String Theory: Proposals for Why Dimensions Sometimes Uncurl - dummies

String Theory: Proposals for Why Dimensions Sometimes Uncurl

By Andrew Zimmerman Jones, Daniel Robbins

Most string theory proposals have been based on the concept that the extra dimensions required by the theory are curled up so small that they can’t be observed. With M-theory and brane worlds, it may be possible to overcome this restriction.

A few scenarios have been proposed to try to describe a mathematically coherent version of M-theory, which would allow the extra dimensions to be extended. If any of these scenarios hold true, they have profound implications for how (and where) physicists should be looking for the extra dimensions of string theory.

Measurable dimensions

One model that has gotten quite a bit of attention was proposed in 1998 by Savas Dimopoulos, Nima Arkani-Hamed, and Gia Dvali. In this theory, some of the extra dimensions could be as large as a millimeter without contradicting known experiments, which means that it may be possible to observe their effects in experiments conducted at CERN’s Large Hadron Collider (LHC).

When Dimopoulos introduced MDM at a 1998 supersymmetry conference, it was actually something of a subversive act. He was making a bold statement: Extra dimensions were as important, if not more so, than supersymmetry.

Many physicists believe that supersymmetry is the key physical principle that will prove to be the foundation of M-theory. Dimopoulos proposed that the extra dimensions — previously viewed as an unfortunate mathematical complication to be ignored as much as possible — could be the fundamental physical principle M-theory was looking for.

In MDM, a pair of extra dimensions could extend as far as a millimeter away from the 3-dimensional brane that we reside on. If they extend much more than a millimeter, someone would have noticed by now, but at a millimeter, the deviation from Newton’s law of gravity would be so slight that no one would be any the wiser. So because gravity is radiating out into extra dimensions, it would explain why gravity is so much weaker than the brane-bound forces.

The way this works is everything in our universe is trapped on our 3-dimensional brane except gravity, which can extend off of our brane to affect the other dimensions.

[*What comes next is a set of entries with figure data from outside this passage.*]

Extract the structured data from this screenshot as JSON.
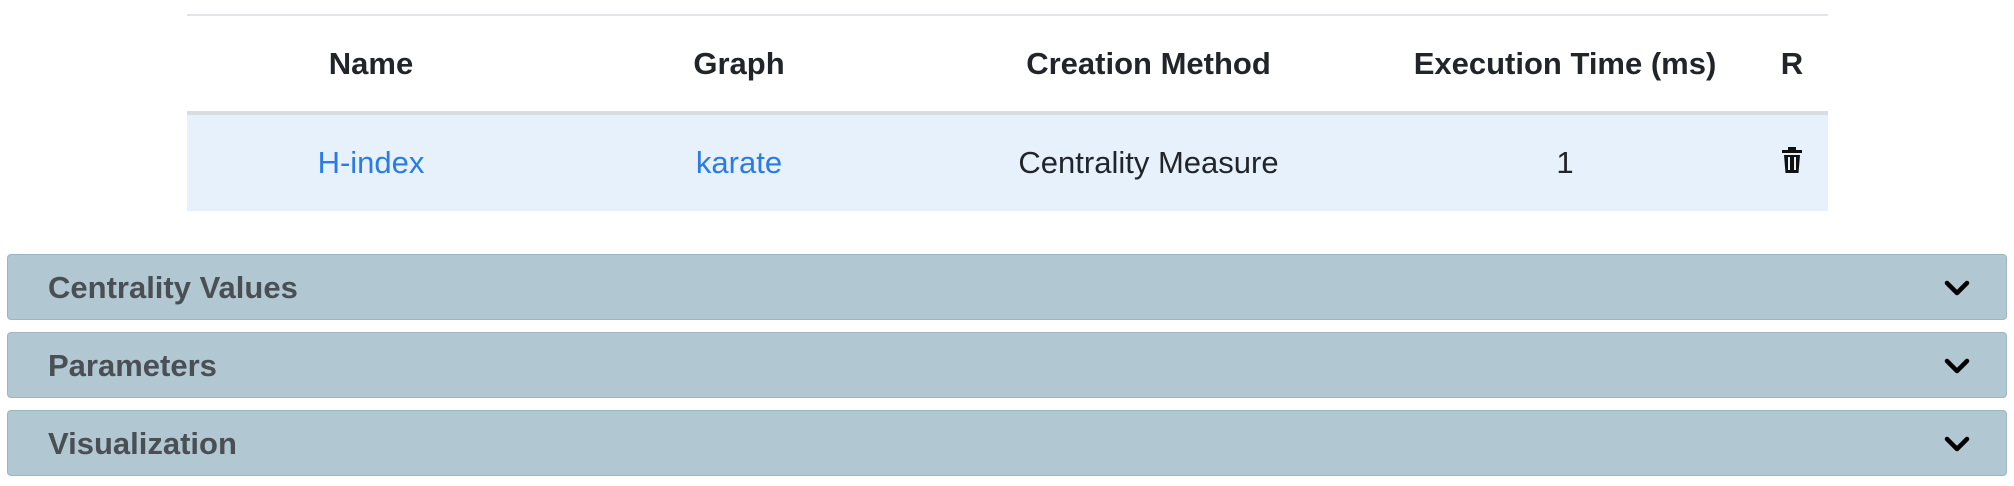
{
  "table": {
    "headers": {
      "name": "Name",
      "graph": "Graph",
      "creation_method": "Creation Method",
      "execution_time": "Execution Time (ms)",
      "r": "R"
    },
    "rows": [
      {
        "name": "H-index",
        "graph": "karate",
        "creation_method": "Centrality Measure",
        "execution_time": "1",
        "action_icon": "trash-icon"
      }
    ]
  },
  "accordions": [
    {
      "title": "Centrality Values",
      "icon": "chevron-down-icon"
    },
    {
      "title": "Parameters",
      "icon": "chevron-down-icon"
    },
    {
      "title": "Visualization",
      "icon": "chevron-down-icon"
    }
  ],
  "colors": {
    "link": "#2a7be4",
    "row_highlight": "#e6f1fb",
    "accordion_bg": "#b1c7d2",
    "accordion_text": "#4a4f54"
  }
}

Unlike in string theory, the extra dimensions wouldn’t be noticeable in experiments except for gravity probes, and in 1998, gravity hadn’t been tested at distances shorter than a millimeter.

Infinite dimensions: Randall-Sundrum models

If a millimeter-sized dimension turned heads, the 1999 proposal by Lisa Randall and Raman Sundrum was even more spectacular. In these Randall-Sundrum models, gravity behaves differently in different dimensions, depending on the geometry of the branes.

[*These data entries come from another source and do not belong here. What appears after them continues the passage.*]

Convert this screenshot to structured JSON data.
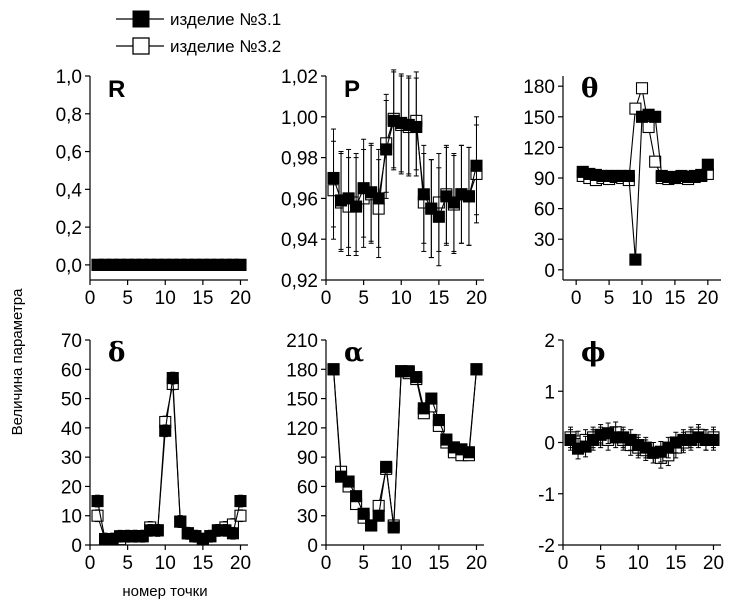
{
  "ylabel": "Величина параметра",
  "xlabel": "номер точки",
  "legend": {
    "items": [
      {
        "label": "изделие №3.1",
        "marker": "filled-square",
        "color": "#000000"
      },
      {
        "label": "изделие №3.2",
        "marker": "open-square",
        "color": "#000000"
      }
    ]
  },
  "chart_data": [
    {
      "type": "scatter",
      "title": "R",
      "title_style": "latin",
      "xlim": [
        0,
        21
      ],
      "ylim": [
        -0.08,
        1.0
      ],
      "xticks": [
        0,
        5,
        10,
        15,
        20
      ],
      "yticks": [
        0.0,
        0.2,
        0.4,
        0.6,
        0.8,
        1.0
      ],
      "ytick_labels": [
        "0,0",
        "0,2",
        "0,4",
        "0,6",
        "0,8",
        "1,0"
      ],
      "series": [
        {
          "name": "изделие №3.1",
          "connect": false,
          "x": [
            1,
            2,
            3,
            4,
            5,
            6,
            7,
            8,
            9,
            10,
            11,
            12,
            13,
            14,
            15,
            16,
            17,
            18,
            19,
            20
          ],
          "y": [
            0,
            0,
            0,
            0,
            0,
            0,
            0,
            0,
            0,
            0,
            0,
            0,
            0,
            0,
            0,
            0,
            0,
            0,
            0,
            0
          ],
          "err": [
            0.015,
            0.015,
            0.015,
            0.015,
            0.015,
            0.015,
            0.015,
            0.015,
            0.015,
            0.015,
            0.015,
            0.015,
            0.015,
            0.015,
            0.015,
            0.015,
            0.015,
            0.015,
            0.015,
            0.015
          ]
        },
        {
          "name": "изделие №3.2",
          "connect": false,
          "x": [
            1,
            2,
            3,
            4,
            5,
            6,
            7,
            8,
            9,
            10,
            11,
            12,
            13,
            14,
            15,
            16,
            17,
            18,
            19,
            20
          ],
          "y": [
            0,
            0,
            0,
            0,
            0,
            0,
            0,
            0,
            0,
            0,
            0,
            0,
            0,
            0,
            0,
            0,
            0,
            0,
            0,
            0
          ],
          "err": [
            0.015,
            0.015,
            0.015,
            0.015,
            0.015,
            0.015,
            0.015,
            0.015,
            0.015,
            0.015,
            0.015,
            0.015,
            0.015,
            0.015,
            0.015,
            0.015,
            0.015,
            0.015,
            0.015,
            0.015
          ]
        }
      ]
    },
    {
      "type": "scatter",
      "title": "P",
      "title_style": "latin",
      "xlim": [
        0,
        21
      ],
      "ylim": [
        0.92,
        1.02
      ],
      "xticks": [
        0,
        5,
        10,
        15,
        20
      ],
      "yticks": [
        0.92,
        0.94,
        0.96,
        0.98,
        1.0,
        1.02
      ],
      "ytick_labels": [
        "0,92",
        "0,94",
        "0,96",
        "0,98",
        "1,00",
        "1,02"
      ],
      "series": [
        {
          "name": "изделие №3.1",
          "connect": true,
          "x": [
            1,
            2,
            3,
            4,
            5,
            6,
            7,
            8,
            9,
            10,
            11,
            12,
            13,
            14,
            15,
            16,
            17,
            18,
            19,
            20
          ],
          "y": [
            0.97,
            0.959,
            0.96,
            0.956,
            0.965,
            0.963,
            0.96,
            0.984,
            0.998,
            0.997,
            0.996,
            0.995,
            0.962,
            0.955,
            0.951,
            0.961,
            0.958,
            0.962,
            0.961,
            0.976
          ],
          "err": [
            0.024,
            0.024,
            0.024,
            0.024,
            0.024,
            0.024,
            0.024,
            0.024,
            0.024,
            0.024,
            0.024,
            0.024,
            0.024,
            0.024,
            0.024,
            0.024,
            0.024,
            0.024,
            0.024,
            0.024
          ]
        },
        {
          "name": "изделие №3.2",
          "connect": true,
          "x": [
            1,
            2,
            3,
            4,
            5,
            6,
            7,
            8,
            9,
            10,
            11,
            12,
            13,
            14,
            15,
            16,
            17,
            18,
            19,
            20
          ],
          "y": [
            0.964,
            0.958,
            0.956,
            0.958,
            0.96,
            0.962,
            0.955,
            0.987,
            0.999,
            0.996,
            0.995,
            0.998,
            0.958,
            0.955,
            0.958,
            0.962,
            0.957,
            0.962,
            0.961,
            0.972
          ],
          "err": [
            0.024,
            0.024,
            0.024,
            0.024,
            0.024,
            0.024,
            0.024,
            0.024,
            0.024,
            0.024,
            0.024,
            0.024,
            0.024,
            0.024,
            0.024,
            0.024,
            0.024,
            0.024,
            0.024,
            0.024
          ]
        }
      ]
    },
    {
      "type": "scatter",
      "title": "θ",
      "title_style": "greek",
      "xlim": [
        -2,
        22
      ],
      "ylim": [
        -10,
        190
      ],
      "xticks": [
        0,
        5,
        10,
        15,
        20
      ],
      "yticks": [
        0,
        30,
        60,
        90,
        120,
        150,
        180
      ],
      "ytick_labels": [
        "0",
        "30",
        "60",
        "90",
        "120",
        "150",
        "180"
      ],
      "series": [
        {
          "name": "изделие №3.1",
          "connect": true,
          "x": [
            1,
            2,
            3,
            4,
            5,
            6,
            7,
            8,
            9,
            10,
            11,
            12,
            13,
            14,
            15,
            16,
            17,
            18,
            19,
            20
          ],
          "y": [
            96,
            94,
            93,
            92,
            92,
            92,
            92,
            92,
            10,
            150,
            152,
            150,
            92,
            91,
            90,
            92,
            91,
            92,
            93,
            103
          ],
          "err": [
            3,
            3,
            3,
            3,
            3,
            3,
            3,
            3,
            3,
            3,
            3,
            3,
            3,
            3,
            3,
            3,
            3,
            3,
            3,
            3
          ]
        },
        {
          "name": "изделие №3.2",
          "connect": true,
          "x": [
            1,
            2,
            3,
            4,
            5,
            6,
            7,
            8,
            9,
            10,
            11,
            12,
            13,
            14,
            15,
            16,
            17,
            18,
            19,
            20
          ],
          "y": [
            92,
            90,
            88,
            90,
            89,
            91,
            90,
            88,
            158,
            178,
            140,
            106,
            90,
            89,
            91,
            90,
            89,
            91,
            92,
            94
          ],
          "err": [
            3,
            3,
            3,
            3,
            3,
            3,
            3,
            3,
            3,
            3,
            3,
            3,
            3,
            3,
            3,
            3,
            3,
            3,
            3,
            3
          ]
        }
      ]
    },
    {
      "type": "scatter",
      "title": "δ",
      "title_style": "greek",
      "xlim": [
        0,
        21
      ],
      "ylim": [
        0,
        70
      ],
      "xticks": [
        0,
        5,
        10,
        15,
        20
      ],
      "yticks": [
        0,
        10,
        20,
        30,
        40,
        50,
        60,
        70
      ],
      "ytick_labels": [
        "0",
        "10",
        "20",
        "30",
        "40",
        "50",
        "60",
        "70"
      ],
      "series": [
        {
          "name": "изделие №3.1",
          "connect": true,
          "x": [
            1,
            2,
            3,
            4,
            5,
            6,
            7,
            8,
            9,
            10,
            11,
            12,
            13,
            14,
            15,
            16,
            17,
            18,
            19,
            20
          ],
          "y": [
            15,
            2,
            2,
            3,
            3,
            3,
            3,
            5,
            5,
            39,
            57,
            8,
            4,
            3,
            2,
            3,
            5,
            5,
            4,
            15
          ],
          "err": [
            2,
            2,
            2,
            2,
            2,
            2,
            2,
            2,
            2,
            2,
            2,
            2,
            2,
            2,
            2,
            2,
            2,
            2,
            2,
            2
          ]
        },
        {
          "name": "изделие №3.2",
          "connect": true,
          "x": [
            1,
            2,
            3,
            4,
            5,
            6,
            7,
            8,
            9,
            10,
            11,
            12,
            13,
            14,
            15,
            16,
            17,
            18,
            19,
            20
          ],
          "y": [
            10,
            2,
            2,
            2,
            3,
            3,
            3,
            6,
            5,
            42,
            55,
            8,
            4,
            3,
            2,
            3,
            5,
            6,
            7,
            10
          ],
          "err": [
            2,
            2,
            2,
            2,
            2,
            2,
            2,
            2,
            2,
            2,
            2,
            2,
            2,
            2,
            2,
            2,
            2,
            2,
            2,
            2
          ]
        }
      ]
    },
    {
      "type": "scatter",
      "title": "α",
      "title_style": "greek",
      "xlim": [
        0,
        21
      ],
      "ylim": [
        0,
        210
      ],
      "xticks": [
        0,
        5,
        10,
        15,
        20
      ],
      "yticks": [
        0,
        30,
        60,
        90,
        120,
        150,
        180,
        210
      ],
      "ytick_labels": [
        "0",
        "30",
        "60",
        "90",
        "120",
        "150",
        "180",
        "210"
      ],
      "series": [
        {
          "name": "изделие №3.1",
          "connect": true,
          "x": [
            1,
            2,
            3,
            4,
            5,
            6,
            7,
            8,
            9,
            10,
            11,
            12,
            13,
            14,
            15,
            16,
            17,
            18,
            19,
            20
          ],
          "y": [
            180,
            70,
            65,
            50,
            32,
            20,
            30,
            80,
            18,
            178,
            178,
            172,
            140,
            150,
            128,
            108,
            100,
            98,
            95,
            180
          ],
          "err": [
            5,
            5,
            5,
            5,
            5,
            5,
            5,
            5,
            5,
            5,
            5,
            5,
            5,
            5,
            5,
            5,
            5,
            5,
            5,
            5
          ]
        },
        {
          "name": "изделие №3.2",
          "connect": true,
          "x": [
            1,
            2,
            3,
            4,
            5,
            6,
            7,
            8,
            9,
            10,
            11,
            12,
            13,
            14,
            15,
            16,
            17,
            18,
            19,
            20
          ],
          "y": [
            180,
            75,
            60,
            42,
            28,
            20,
            40,
            78,
            20,
            178,
            176,
            170,
            135,
            142,
            122,
            105,
            95,
            92,
            92,
            180
          ],
          "err": [
            5,
            5,
            5,
            5,
            5,
            5,
            5,
            5,
            5,
            5,
            5,
            5,
            5,
            5,
            5,
            5,
            5,
            5,
            5,
            5
          ]
        }
      ]
    },
    {
      "type": "scatter",
      "title": "ϕ",
      "title_style": "greek",
      "xlim": [
        0,
        21
      ],
      "ylim": [
        -2,
        2
      ],
      "xticks": [
        0,
        5,
        10,
        15,
        20
      ],
      "yticks": [
        -2,
        -1,
        0,
        1,
        2
      ],
      "ytick_labels": [
        "-2",
        "-1",
        "0",
        "1",
        "2"
      ],
      "series": [
        {
          "name": "изделие №3.1",
          "connect": true,
          "x": [
            1,
            2,
            3,
            4,
            5,
            6,
            7,
            8,
            9,
            10,
            11,
            12,
            13,
            14,
            15,
            16,
            17,
            18,
            19,
            20
          ],
          "y": [
            0.05,
            -0.12,
            -0.08,
            0.05,
            0.15,
            0.18,
            0.1,
            0.1,
            0.05,
            -0.05,
            -0.1,
            -0.2,
            -0.18,
            -0.1,
            0.0,
            0.05,
            0.05,
            0.1,
            0.05,
            0.05
          ],
          "err": [
            0.2,
            0.2,
            0.2,
            0.2,
            0.2,
            0.2,
            0.2,
            0.2,
            0.2,
            0.2,
            0.2,
            0.2,
            0.2,
            0.2,
            0.2,
            0.2,
            0.2,
            0.2,
            0.2,
            0.2
          ]
        },
        {
          "name": "изделие №3.2",
          "connect": true,
          "x": [
            1,
            2,
            3,
            4,
            5,
            6,
            7,
            8,
            9,
            10,
            11,
            12,
            13,
            14,
            15,
            16,
            17,
            18,
            19,
            20
          ],
          "y": [
            0.1,
            0.02,
            0.05,
            0.1,
            0.1,
            0.05,
            0.2,
            0.05,
            -0.05,
            -0.1,
            -0.15,
            -0.2,
            -0.3,
            -0.25,
            -0.1,
            0.0,
            0.1,
            0.15,
            0.05,
            0.1
          ],
          "err": [
            0.2,
            0.2,
            0.2,
            0.2,
            0.2,
            0.2,
            0.2,
            0.2,
            0.2,
            0.2,
            0.2,
            0.2,
            0.2,
            0.2,
            0.2,
            0.2,
            0.2,
            0.2,
            0.2,
            0.2
          ]
        }
      ]
    }
  ]
}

In the original Randall-Sundrum model, called RS1, they propose a brane that sets the strength of gravity. In this gravitybrane, the strength of gravity is extremely large. As you move in a fifth dimension away from the gravitybrane, the strength of gravity drops exponentially.

An important aspect of the RS1 model is that the strength of gravity depends only on the position within the fifth dimension. Because our entire 3-brane (this is a brane world scenario, where we’re trapped on a 3-brane of space) is at the same fifth-dimensional position, gravity is consistent everywhere in the 3-brane.

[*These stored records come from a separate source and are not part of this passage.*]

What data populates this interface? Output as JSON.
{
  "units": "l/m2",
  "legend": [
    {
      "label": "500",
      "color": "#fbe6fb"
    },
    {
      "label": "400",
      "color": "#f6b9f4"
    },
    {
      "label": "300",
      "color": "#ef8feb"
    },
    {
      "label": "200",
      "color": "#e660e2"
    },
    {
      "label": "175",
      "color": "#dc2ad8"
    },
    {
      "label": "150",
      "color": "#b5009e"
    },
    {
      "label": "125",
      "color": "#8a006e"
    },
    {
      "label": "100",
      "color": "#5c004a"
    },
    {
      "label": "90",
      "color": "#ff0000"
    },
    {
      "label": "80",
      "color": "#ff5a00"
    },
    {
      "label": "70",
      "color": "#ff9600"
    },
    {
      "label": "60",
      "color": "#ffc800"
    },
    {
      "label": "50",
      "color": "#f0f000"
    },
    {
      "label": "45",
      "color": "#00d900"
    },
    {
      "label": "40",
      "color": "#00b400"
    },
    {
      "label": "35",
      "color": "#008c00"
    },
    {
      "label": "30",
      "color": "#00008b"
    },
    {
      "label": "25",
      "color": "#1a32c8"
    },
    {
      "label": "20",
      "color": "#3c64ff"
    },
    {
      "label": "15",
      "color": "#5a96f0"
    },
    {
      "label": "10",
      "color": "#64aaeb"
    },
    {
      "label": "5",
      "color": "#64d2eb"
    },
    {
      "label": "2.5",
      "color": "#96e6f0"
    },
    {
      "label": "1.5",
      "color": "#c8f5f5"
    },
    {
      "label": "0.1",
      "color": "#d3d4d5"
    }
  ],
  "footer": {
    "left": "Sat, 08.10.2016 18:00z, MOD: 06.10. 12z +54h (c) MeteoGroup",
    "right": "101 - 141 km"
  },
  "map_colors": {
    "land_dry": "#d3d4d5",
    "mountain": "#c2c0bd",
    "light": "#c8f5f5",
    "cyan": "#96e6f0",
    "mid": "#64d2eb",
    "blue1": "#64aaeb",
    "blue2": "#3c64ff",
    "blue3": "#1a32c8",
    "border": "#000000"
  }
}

In a second scenario, called RS2 or localized gravity, Randall and Sundrum realized that the 3-brane that we’re stuck in could have its own gravitational influence. Though gravitons can drift away from the 3-brane into other dimensions, they can’t get very far because of the pull of our 3-brane. Even with large dimensions, the effects of gravity leaking into other dimensions would be incredibly small.

In both of these models, the key feature is that gravity on our own 3-brane is essentially always the same. If this weren’t the case, we’d have noticed the extra dimensions before now.

In 2000, Lisa Randall proposed another model with Andreas Karch called locally localized gravity. In this model, the extra dimension contained some negative vacuum energy. It goes beyond the earlier models, because it allows gravity to be localized in different ways in different regions. Our local area looks 4-dimensional and has 4-dimensional gravity, but other regions of the universe might follow different laws.